As far as carrying matters to extremes is concerned, our pillar-dwellers are on a par with that Greek philosopher who argued - conclusively, to my thinking - that the only sure way to avoid pain was to commit suicide. This is my back-door way of saying that, admirable though this diet is in conception, in practice it is certain to run into difficulties. Admirably suited it may be to greedy yuppie stockbrokers, merchant bankers, smart lawyers and others with whom one would not wish to live (I would put the lot of these selfish vandals up where Nelson is in Trafalgar Square), but it just will not work with normal people who have families or any occupation beyond cultivating the self.
What happens, I ask myself, at dinner? Do I come down at the appointed hour and find junior son, now six, scoffing his turnips and filet de sole normande by the telly? Is Number Three daughter, not quite still fresh from Oxford, up in her room reading Lao-tzu over a dainty repast of Marmite? Does my beloved wife point to the pork tenderloin and tell me to get on with it, all the while standing about eating a stalk of celery? Does she, when I sit down, move upstairs to continue boiling down her translation of a Proust biography to a size suitable for today's American readers who like nothing long except sex?
Or do we, instead, all assemble in the one place, face a batch of raw materials, compete for the stove, and then depart severally to consume, lest we speak or enjoy each other's company?

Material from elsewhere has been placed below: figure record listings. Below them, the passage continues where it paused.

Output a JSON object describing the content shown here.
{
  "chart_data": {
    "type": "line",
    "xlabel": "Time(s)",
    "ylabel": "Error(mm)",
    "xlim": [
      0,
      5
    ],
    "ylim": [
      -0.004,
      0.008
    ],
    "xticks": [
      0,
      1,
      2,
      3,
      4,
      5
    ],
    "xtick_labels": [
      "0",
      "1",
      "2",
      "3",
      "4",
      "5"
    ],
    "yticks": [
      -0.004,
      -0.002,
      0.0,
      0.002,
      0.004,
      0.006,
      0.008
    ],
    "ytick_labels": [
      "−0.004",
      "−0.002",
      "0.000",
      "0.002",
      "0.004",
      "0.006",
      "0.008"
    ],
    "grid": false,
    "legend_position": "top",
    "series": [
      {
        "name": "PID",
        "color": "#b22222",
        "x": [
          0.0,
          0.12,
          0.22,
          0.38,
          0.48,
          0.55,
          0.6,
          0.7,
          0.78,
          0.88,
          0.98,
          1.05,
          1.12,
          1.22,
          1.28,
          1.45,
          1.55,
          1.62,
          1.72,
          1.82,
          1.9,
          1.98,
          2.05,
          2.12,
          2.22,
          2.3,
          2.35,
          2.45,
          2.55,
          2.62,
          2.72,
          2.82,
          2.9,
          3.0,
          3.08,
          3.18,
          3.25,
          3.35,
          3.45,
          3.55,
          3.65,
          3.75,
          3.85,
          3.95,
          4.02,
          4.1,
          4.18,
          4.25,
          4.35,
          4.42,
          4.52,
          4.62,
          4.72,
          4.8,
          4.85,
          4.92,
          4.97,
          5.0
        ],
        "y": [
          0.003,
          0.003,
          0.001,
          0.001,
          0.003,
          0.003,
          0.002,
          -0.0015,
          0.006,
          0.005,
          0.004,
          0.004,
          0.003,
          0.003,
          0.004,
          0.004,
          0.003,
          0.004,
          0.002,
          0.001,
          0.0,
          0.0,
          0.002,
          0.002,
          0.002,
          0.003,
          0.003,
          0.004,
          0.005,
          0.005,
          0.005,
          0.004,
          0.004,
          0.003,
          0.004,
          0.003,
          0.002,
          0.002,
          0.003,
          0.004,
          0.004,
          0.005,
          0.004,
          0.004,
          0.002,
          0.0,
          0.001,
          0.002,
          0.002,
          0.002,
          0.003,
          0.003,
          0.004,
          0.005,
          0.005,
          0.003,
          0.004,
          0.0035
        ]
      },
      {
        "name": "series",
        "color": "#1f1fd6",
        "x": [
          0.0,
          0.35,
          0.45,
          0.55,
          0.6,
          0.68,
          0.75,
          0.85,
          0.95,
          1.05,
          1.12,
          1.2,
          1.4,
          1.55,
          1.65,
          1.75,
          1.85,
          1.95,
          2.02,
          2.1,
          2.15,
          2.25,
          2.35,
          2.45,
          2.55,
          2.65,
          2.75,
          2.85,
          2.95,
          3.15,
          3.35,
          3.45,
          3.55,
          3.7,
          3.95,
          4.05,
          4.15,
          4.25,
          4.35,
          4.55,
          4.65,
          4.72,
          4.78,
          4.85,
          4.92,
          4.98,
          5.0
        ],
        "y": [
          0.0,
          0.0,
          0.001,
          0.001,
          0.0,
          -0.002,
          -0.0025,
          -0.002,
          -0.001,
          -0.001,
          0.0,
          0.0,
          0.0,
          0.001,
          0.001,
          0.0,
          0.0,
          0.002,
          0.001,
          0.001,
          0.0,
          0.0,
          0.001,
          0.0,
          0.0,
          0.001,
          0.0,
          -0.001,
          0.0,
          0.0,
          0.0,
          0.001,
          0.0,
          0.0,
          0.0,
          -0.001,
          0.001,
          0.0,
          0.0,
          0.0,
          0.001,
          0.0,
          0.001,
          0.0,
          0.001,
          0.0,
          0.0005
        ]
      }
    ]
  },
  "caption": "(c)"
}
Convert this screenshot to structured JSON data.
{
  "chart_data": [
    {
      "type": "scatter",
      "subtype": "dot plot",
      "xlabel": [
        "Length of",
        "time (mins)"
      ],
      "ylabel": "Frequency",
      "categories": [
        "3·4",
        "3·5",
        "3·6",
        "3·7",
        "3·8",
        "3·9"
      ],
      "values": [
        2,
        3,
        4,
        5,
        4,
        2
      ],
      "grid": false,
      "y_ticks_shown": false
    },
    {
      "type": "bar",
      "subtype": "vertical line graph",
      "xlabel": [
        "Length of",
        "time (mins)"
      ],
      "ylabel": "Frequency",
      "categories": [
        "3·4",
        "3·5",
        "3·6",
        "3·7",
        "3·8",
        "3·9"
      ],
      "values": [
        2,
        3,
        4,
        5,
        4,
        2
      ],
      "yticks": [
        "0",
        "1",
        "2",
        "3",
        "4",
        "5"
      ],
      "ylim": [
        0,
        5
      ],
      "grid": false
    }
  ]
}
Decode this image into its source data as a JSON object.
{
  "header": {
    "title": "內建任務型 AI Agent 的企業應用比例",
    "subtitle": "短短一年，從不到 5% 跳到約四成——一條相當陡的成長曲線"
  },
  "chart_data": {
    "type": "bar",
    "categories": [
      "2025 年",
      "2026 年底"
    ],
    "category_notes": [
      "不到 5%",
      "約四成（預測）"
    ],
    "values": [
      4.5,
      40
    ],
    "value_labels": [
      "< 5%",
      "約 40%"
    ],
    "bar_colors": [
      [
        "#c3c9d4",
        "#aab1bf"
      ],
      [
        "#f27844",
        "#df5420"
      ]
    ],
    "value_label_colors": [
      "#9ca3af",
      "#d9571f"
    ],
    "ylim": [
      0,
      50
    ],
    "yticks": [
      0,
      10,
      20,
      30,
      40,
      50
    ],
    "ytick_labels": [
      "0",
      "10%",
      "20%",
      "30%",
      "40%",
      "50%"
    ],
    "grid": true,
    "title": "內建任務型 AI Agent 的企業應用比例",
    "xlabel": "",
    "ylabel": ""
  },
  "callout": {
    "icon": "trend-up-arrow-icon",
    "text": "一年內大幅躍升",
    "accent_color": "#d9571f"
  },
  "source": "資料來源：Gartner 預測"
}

Of course, it is all typical American immortality-wish nonsense: in the first place, because most of us are fated (and this is one fate I bless) to spend our lives in the company of others, and in the second because, except for the occasional eccentric ostrich, we are social animals. All those things the Solitary Diet supposes to be ills are virtues.
True, there are dinners where I would rather be alone reading A S Byatt (I face one tonight, when I must listen to a lecture on Transatlantic Relations and the International Monetary Fund), but that is only because such a dinner is an obligation. I might, indeed, be thinner than I am (and I weigh the same as I did 40 years ago) if I had always dined alone, but I would have learnt nothing; and what profits it a man to be svelte but empty-headed?
When it comes to Basic Family Values and the like, there is one that is seldom touched upon, and that is the family meal, the one not timed to accommodate prime time but rather with the general need to comingle and exchange the news of the day - Number Four son's just-announced engagement, what it feels like to kiss a corpse, why Chinese philosophy is as vague as Nostradamus, how to fix icebound gutters that have collapsed and taken with them a good chunk of the front of our house. Would we turn out to live such interesting if ordinary lives had we not last night shared a souffle and boiled brisket? And what about the perils of solitary drinking?
If you think of the Bobbitt pair, the Menendez brothers or other socially dysfunctional criminals, all of them invoking (as in that Jewish definition of chutzpah: a man who kills his parents and asks the court for mercy because he is an orphan) a grievance about the painfulness of life, you know that every one of them was on a Solitary Diet. No dinner together, no morals.